Danıştay Dava Daireleri Kurulu’nun kararları

 DVDDK’nın bu konuda iki farklı görüşü vardır.  DVDK bir uyuşmazlıkta, “Davacı tarafından daha önce vergi idaresine ibrazdan kaçınılmış faturaların gerçekten yapılmış bir teslime dayandığı ya da aksi yönde bir belge olduğu konusundaki saptamaya bağlı olduğu gibi böyle bir saptama ancak, vergi idaresi tarafından yapılabileceğinden, vergi mahkemesine sunulan defter ve belgeler hakkında vergi idaresinin bilgi ve tespitlerine başvurulması gereklidir.” şeklinde ve oy çokluğuyla karar vermiştir “ DVDDK’nın, 22.01.2010 tarih ve E.2008/882, K.2010/10 .”

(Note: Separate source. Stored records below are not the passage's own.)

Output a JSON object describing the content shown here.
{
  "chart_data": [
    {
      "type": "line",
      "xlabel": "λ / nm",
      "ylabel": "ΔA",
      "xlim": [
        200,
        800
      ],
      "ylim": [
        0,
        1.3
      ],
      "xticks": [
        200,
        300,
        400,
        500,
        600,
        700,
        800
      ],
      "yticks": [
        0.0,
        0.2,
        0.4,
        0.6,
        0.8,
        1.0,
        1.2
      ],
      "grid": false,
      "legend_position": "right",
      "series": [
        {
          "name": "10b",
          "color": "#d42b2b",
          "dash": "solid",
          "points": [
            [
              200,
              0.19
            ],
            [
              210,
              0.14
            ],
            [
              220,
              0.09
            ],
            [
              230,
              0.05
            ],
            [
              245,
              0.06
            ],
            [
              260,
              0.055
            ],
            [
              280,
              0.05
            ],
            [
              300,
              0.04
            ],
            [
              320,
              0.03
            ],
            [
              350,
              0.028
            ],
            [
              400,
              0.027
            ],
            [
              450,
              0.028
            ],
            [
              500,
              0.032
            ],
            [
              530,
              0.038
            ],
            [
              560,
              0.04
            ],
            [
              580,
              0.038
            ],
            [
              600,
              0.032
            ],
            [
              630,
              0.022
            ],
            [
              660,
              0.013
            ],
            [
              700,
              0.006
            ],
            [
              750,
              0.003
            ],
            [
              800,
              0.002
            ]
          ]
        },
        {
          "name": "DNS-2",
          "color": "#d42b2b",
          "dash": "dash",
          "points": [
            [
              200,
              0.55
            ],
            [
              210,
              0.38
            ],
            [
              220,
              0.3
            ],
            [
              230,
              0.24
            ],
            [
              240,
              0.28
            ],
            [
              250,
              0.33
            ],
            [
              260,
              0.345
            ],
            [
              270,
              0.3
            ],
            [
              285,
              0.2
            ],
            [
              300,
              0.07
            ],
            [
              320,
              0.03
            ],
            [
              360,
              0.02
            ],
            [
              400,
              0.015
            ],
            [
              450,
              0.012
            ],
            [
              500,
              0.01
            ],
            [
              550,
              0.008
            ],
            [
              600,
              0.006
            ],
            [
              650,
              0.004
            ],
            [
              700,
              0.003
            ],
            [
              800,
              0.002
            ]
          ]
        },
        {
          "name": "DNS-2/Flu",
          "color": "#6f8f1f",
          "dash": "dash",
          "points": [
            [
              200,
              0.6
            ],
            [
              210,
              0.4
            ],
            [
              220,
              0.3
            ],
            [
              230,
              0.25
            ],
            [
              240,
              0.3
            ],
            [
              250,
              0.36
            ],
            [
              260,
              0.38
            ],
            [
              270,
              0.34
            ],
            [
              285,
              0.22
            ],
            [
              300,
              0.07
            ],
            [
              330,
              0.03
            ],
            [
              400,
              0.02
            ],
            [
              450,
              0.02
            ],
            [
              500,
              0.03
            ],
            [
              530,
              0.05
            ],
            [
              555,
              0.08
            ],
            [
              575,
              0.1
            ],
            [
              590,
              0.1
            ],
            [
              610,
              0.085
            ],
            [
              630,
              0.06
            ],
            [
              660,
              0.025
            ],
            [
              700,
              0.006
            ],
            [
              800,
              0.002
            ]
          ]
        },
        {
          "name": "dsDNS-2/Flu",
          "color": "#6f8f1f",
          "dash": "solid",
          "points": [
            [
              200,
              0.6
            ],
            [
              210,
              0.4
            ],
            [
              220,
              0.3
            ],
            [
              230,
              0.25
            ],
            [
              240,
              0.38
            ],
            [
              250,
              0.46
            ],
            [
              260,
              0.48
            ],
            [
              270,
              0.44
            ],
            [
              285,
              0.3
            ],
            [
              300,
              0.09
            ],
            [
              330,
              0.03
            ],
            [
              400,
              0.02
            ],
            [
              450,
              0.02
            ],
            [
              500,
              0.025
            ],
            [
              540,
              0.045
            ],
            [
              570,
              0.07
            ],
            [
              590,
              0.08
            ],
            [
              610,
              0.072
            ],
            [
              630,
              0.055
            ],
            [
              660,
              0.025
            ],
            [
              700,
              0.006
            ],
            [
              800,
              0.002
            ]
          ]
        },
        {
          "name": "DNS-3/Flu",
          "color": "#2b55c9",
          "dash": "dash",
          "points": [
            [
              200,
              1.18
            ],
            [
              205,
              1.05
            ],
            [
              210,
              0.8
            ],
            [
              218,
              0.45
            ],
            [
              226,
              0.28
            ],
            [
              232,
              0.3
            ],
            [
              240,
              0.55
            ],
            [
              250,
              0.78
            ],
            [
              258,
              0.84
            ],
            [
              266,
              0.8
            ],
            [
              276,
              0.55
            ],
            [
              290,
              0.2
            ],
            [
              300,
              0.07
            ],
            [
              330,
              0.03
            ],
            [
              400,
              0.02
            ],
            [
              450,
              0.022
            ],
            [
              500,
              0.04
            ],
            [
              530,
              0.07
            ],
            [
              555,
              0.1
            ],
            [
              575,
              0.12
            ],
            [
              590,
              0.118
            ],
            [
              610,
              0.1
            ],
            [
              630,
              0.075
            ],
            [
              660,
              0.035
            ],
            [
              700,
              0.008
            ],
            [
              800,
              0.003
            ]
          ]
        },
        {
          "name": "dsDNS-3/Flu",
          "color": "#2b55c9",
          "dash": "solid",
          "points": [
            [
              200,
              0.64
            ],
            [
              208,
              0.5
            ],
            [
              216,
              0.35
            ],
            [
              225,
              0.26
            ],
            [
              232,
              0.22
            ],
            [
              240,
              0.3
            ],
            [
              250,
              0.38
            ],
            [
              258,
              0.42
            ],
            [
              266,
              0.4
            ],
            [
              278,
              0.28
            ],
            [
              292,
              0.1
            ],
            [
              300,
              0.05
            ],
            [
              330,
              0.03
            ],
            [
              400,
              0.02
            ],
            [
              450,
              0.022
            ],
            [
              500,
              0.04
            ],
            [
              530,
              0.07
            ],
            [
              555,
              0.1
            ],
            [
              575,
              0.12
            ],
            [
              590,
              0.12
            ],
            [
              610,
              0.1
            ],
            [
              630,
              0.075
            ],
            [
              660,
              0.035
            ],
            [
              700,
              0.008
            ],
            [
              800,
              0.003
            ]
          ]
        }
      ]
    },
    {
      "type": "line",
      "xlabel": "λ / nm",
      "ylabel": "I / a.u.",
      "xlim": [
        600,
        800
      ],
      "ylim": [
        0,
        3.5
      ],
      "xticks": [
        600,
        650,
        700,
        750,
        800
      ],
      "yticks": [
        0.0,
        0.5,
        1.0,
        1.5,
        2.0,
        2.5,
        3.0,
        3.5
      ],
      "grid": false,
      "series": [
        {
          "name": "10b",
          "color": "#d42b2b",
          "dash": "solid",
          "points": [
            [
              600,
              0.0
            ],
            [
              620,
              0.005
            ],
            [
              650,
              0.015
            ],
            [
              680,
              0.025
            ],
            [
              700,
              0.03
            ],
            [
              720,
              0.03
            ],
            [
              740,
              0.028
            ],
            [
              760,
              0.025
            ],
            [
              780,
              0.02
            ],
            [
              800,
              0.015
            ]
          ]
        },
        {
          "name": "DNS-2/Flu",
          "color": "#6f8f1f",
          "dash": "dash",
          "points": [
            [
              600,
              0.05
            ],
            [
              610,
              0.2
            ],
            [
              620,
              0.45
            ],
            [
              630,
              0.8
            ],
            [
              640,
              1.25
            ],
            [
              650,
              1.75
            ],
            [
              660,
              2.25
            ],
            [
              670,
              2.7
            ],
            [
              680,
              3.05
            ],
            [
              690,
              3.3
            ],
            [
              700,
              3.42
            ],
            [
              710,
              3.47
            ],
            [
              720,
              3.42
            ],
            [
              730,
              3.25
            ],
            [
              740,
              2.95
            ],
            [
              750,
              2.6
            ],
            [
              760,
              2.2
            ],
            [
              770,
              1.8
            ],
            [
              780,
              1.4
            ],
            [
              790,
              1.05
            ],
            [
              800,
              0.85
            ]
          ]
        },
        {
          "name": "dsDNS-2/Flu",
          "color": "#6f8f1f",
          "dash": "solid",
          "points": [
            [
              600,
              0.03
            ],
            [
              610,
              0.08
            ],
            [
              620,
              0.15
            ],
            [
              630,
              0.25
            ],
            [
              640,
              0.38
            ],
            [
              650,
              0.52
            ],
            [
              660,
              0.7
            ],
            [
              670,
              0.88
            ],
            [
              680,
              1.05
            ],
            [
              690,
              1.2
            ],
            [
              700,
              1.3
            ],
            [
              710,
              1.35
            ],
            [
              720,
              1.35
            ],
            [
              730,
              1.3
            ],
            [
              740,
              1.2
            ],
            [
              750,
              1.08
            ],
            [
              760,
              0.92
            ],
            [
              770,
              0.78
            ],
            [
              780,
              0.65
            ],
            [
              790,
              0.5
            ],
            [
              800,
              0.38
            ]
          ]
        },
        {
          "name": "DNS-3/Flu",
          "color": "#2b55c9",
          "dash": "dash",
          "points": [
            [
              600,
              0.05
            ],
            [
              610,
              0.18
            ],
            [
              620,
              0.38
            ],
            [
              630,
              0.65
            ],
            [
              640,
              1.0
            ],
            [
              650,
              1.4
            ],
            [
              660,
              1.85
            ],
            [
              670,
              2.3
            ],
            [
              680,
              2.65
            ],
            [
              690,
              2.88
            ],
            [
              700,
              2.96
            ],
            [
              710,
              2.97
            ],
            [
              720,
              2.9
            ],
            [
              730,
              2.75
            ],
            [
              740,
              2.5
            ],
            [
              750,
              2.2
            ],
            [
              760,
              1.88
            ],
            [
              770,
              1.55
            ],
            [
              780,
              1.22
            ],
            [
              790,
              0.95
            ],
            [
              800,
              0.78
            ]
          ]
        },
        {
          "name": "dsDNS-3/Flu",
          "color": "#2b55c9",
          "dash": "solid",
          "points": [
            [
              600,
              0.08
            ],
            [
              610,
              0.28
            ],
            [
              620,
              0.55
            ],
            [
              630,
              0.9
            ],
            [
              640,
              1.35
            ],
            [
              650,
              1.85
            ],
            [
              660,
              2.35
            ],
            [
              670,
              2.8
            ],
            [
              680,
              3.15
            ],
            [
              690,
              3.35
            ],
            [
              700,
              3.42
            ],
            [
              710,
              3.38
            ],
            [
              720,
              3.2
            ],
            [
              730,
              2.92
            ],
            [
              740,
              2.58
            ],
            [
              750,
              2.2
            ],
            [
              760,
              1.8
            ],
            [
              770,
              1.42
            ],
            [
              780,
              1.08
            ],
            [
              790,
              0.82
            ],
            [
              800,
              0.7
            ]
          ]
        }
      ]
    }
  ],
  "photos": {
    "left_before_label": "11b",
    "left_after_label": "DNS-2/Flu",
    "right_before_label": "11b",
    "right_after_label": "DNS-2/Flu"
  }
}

DVDK diğer bir kararında şöyle demektedir: “… defter ve belgelerin incelemeye ibraz edilmemesi halinde, mükellefin vergi incelemesinden kaçındığı, bu nedenle defter ve belgelerin artık davacı lehine kanıt niteliğini yitirdiği, vergi mahkemelerinin, vergi dairesinin inceleme ve karşıt inceleme yetkisine dayanılarak tesis edilen işlemin hukuka uygunluğunu denetleyebileceği, idarenin yerine geçerek defter ve belgelerin gerçeğe uygunluğunu inceleyemeyeceğinden yargı yerlerine ibraz edilse dahi davanın reddi gerektiği”   DVDDK’nın, 26.12.2012 tarih ve E.2010/707, K.2012/618.

 VUK’un 3. maddesine göre “B) İspat : Vergilendirmede vergiyi doğuran olay ve bu olaya ilişkin muamelelerin gerçek mahiyeti esastır.” 

VUK’undaki bu açık düzenlemesine ve anayasanın adil yargılanmayı düzenleyen 36. maddesine göre mükelleflerin dava veya temyiz aşamasında kendilerini savunmalarına herhangi bir nedenle engel konulması hukuka aykırıdır. Bu nedenlerle dava veya temyiz aşamasında mahkemeler adil bir karar verebilmek için her türlü delili değerlendirmek durumundadırlar.